III -
Dans la poussière, de Brest aux Sables-d'Olonne.

Les Sables-d'Olonne, 28 juin 1924

Il y a des fantaisistes qui avalent des briques et d'autres des grenouilles vivantes. J'ai vu des fakirs qui « bouffent » du plomb fondu. Ce sont des gens normaux.

Les vrais loufoques sont de certains excités qui, depuis le 22 juin, ont quitté Paris pour bouffer de la poussière. Je les connais bien ; j'en fais partie. On en a bouffé trois cent quatre-vingt et un kilomètres de Paris au Havre, trois cent cinquante-quatre du Havre à Cherbourg, quatre cent cinq de Cherbourg à Brest. Ce n'était pas assez. Quand on en a goûté, on ne peut plus s'en passer. Aussi le garçon de l'hôtel de Brest, qui avait remarqué notre appétit, nous fut compatissant. Une heure après minuit, il frappa à notre chambre :

— Il est une heure, cria-t-il : il est temps de manger notre poussière.
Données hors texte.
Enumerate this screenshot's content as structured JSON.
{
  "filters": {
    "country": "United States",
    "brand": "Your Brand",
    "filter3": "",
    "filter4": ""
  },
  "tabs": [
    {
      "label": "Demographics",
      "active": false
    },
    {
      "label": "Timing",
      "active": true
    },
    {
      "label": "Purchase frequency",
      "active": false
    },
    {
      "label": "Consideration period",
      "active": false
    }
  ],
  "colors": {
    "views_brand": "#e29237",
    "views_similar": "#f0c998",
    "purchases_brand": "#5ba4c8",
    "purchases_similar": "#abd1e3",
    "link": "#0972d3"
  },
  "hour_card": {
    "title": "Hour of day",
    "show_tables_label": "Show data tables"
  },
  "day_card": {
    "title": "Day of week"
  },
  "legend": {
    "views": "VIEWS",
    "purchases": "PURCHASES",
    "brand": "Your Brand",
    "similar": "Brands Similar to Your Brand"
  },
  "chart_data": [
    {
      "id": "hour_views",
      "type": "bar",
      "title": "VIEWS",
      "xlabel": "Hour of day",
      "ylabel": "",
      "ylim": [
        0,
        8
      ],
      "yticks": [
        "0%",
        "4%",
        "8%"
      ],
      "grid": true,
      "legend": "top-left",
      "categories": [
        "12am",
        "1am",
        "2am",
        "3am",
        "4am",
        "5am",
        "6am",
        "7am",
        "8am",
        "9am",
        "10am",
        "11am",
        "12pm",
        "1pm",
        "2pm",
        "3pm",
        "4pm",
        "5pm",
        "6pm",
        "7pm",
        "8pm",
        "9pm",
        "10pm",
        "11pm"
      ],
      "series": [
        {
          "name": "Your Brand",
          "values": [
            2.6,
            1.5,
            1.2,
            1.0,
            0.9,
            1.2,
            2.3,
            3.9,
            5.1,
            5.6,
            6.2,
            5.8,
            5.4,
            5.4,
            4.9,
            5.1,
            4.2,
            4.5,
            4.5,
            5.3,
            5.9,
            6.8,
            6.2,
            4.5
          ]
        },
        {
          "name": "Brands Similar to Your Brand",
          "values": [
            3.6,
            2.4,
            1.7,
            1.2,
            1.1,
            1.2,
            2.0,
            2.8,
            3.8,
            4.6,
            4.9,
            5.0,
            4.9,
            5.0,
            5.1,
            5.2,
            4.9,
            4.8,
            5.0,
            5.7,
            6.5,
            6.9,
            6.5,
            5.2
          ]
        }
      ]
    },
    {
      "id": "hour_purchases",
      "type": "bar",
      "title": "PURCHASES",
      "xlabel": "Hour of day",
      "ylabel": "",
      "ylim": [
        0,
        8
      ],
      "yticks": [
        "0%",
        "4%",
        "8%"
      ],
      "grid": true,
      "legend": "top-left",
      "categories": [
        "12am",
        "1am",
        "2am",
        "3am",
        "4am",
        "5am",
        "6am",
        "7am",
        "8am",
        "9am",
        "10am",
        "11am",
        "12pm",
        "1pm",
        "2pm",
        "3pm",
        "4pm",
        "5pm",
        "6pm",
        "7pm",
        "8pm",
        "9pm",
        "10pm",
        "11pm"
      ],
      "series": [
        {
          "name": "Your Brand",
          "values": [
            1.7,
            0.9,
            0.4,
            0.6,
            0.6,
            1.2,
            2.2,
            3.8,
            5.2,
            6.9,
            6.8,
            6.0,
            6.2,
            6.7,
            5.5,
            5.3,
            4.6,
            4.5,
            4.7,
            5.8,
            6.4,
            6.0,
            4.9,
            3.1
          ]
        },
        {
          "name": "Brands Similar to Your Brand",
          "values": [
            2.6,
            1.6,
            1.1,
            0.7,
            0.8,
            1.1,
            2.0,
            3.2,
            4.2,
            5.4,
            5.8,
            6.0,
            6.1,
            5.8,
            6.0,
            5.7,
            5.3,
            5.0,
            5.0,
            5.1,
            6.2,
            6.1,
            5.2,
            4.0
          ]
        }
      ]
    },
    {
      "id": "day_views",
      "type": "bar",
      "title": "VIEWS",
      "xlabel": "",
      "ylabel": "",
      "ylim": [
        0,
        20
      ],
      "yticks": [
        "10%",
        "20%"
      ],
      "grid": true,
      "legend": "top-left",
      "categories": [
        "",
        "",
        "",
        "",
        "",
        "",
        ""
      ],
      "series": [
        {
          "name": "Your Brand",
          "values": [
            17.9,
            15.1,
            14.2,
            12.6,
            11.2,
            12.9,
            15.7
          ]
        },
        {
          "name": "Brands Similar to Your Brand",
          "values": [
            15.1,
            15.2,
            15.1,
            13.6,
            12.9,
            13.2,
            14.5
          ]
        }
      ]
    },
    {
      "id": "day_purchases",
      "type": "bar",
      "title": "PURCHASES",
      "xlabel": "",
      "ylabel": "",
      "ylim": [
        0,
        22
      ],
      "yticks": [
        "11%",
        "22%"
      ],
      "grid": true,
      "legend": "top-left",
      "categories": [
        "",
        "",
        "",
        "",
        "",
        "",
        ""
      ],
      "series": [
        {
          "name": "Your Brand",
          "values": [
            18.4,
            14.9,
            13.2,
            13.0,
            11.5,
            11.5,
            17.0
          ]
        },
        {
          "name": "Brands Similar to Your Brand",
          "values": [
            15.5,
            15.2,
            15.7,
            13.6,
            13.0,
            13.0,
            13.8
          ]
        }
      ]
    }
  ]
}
— Combien de kilomètres en aurons-nous aujourd'hui ?

— Quatre cent douze !

— Hourra ! cria la bande, en se levant, ivre de joie.

On traversa le Finistère puis le Morbihan, la Loire-Inférieure et la Vendée.

La poussière du Morbihan ne vaut pas celle du Finistère, et celle de la Loire-Inférieure est un peu plus épicée ; quant à la poussière de la Vendée, c'est un vrai régal. Rien que d'y penser, j'en ai l'eau à la bouche. Pourvu que celle des Landes, lundi, soit aussi bonne !

Les croisés du Tour de France en sont à leur quatrième station. Ils descendent en pleine nuit à toute allure et en roue libre sur Landerneau. C'est la seule ville, depuis le départ, où l'on n'entende aucun bruit. Il est deux heures et demie du matin. Landerneau dort. Il fait froid. Châteaulin dort. Les roues de cent bicyclettes crissent au sol. À Quimper, toute la Cornouaille est aux fenêtres.

— C'est malheureux, dit un Breton qu'emballe le spectacle, on casque deux cent cinquante mille balles à un cheval pour deux minutes et demie, et on donne des briques à des hommes qui en font plus que des chevaux !

Le soleil s'installe à l'horizon.

— Pas moyen de marcher avec ce macaron du bon Dieu dans l'œil, lâche Alavoine.

Et tout le monde descend sur Lorient.

— Je fiche tout en l'air et ne remets rien.

C'est Souchard qui abandonne. (Il a les genoux coupés.)

— Pour cette fois, ça se clôturera ici. A qui pourrais-je acheter un complet civil ?

— Chez moi, répond un spectateur.

À chaque étape, des tailleurs guettent les abandons. Ils sont tous aimables, enthousiastes et commerçants.

On file sur Vannes ; c'est le ravitaillement. Ils se jettent sur les sacs comme un jeune tigre sur un pâle vieux buffle.

— Vous avez le temps, trois minutes, leur dit un monsieur correct derrière les barrières.

— Non, monsieur le notaire, ce n'est pas que je sois pressé, mais mon masseur m'attend à deux cents kilomètres d'ici pour me remettre le cœur en place, alors, vous comprenez...

C'est toujours Alavoine, bien entendu.

Un pneu éclate, l'homme se met à l'œuvre. Un Breton qui a vu la guerre – celle de 1870 – veut savoir le numéro de l'homme, il soulève la besace, voit le chiffre, consulte sa liste : Lambot.

— Ah ! c'est toi, mon gars, dit le vieillard de la lande bretonne, tu travailles bien ! Mon fieu te connaît, tu sais, je lui dirai que je t'ai vu.

Dix mètres plus loin, on entend :

— Ah ! Ah ! Je te tue !

C'est le n° 106 qui parle à son pneu qui le lâche.

Le 268 est Auguste Rho, de Milan. Il ressemble à d'Annunzio, et c'en est troublant.

— Hé ! d'Annunzio...

Il commence à comprendre que c'est de lui que l'on parle.

Un coureur est arrêté sur la route ; il ne répare pas sa machine, mais sa figure. Il n'a qu'un œil vivant, l'autre est de verre. Il enlève son œil de verre pour l'essuyer :

— Il n'y a que quatre mois que je l'ai, alors je n'y suis pas encore habitué.

C'est Barthélemy.

— Je l'ai perdu à cause d'un silex en roulant.

Il tamponne son orbite :

— Ça suppure !

— Vous souffrez ?

— Le cerveau va !

Il remonte et « roule la caisse » pour rattraper la meute.